NASA has selected a team led by scientists from the University of Arizona, Tucson to develop the near-infrared camera for the Next Generation Space Telescope (NGST), the successor to the Hubble Space Telescope. The new telescope will have a primary of mirror 6 metres in diameter, two and a half times the diameter of Hubble's mirror and thus will be able to detect much fainter objects than the existing space telescope. It will also have cameras to detect near- and mid-infrared radiation allowing it to observe dark objects from the heat they emit. The Hubble Space Telescope's infrared camera NICMOS has only recently been repaired after its coolant became exhausted in 1999. The team, led by Dr George Rieke, will work with scientists and engineers led by Dr Gene Serabyn from NASA's Jet Propulsion Laboratory and the European Space Agency to enable NGST to see further into the infrared portion of the spectrum.

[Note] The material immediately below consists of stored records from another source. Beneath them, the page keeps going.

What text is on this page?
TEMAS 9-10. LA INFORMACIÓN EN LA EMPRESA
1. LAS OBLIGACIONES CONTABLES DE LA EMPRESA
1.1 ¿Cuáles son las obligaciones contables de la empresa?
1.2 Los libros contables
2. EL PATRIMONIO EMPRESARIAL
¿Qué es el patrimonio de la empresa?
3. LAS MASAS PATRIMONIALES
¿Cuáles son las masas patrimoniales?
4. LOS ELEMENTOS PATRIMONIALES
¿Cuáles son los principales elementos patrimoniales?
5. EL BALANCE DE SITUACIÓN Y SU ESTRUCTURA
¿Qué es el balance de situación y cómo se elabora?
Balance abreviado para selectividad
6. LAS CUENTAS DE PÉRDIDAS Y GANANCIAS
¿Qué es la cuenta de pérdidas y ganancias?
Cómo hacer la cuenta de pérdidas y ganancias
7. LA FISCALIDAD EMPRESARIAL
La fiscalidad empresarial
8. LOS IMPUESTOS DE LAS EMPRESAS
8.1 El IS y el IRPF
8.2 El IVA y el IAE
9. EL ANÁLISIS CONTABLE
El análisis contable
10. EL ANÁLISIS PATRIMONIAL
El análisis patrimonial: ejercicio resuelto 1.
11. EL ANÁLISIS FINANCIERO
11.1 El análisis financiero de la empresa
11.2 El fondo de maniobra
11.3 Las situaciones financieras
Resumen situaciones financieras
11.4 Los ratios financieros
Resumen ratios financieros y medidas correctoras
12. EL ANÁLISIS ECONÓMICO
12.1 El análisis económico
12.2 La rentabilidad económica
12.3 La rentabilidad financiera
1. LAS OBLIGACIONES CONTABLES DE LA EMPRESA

The Hubble Space Telescope has now been in operation for 12 years and is due to be replaced by NGST in 2010. Like Hubble, NGST may prove to be a useful tool in studying asteroids and comets in particular those at a large distance from the Sun. Minerals on the surfaces of asteroids absorb characteristic wavelengths of infrared that allows them to be identified. Observations of asteroids in infrared wavelengths can, therefore, be used to distinguish between metallic, stony and carbon-rich asteroids. For small asteroids and comets their makeup is an important factor in whether they survive passage through our atmosphere to form a crater on the ground or whether they detonate at altitude.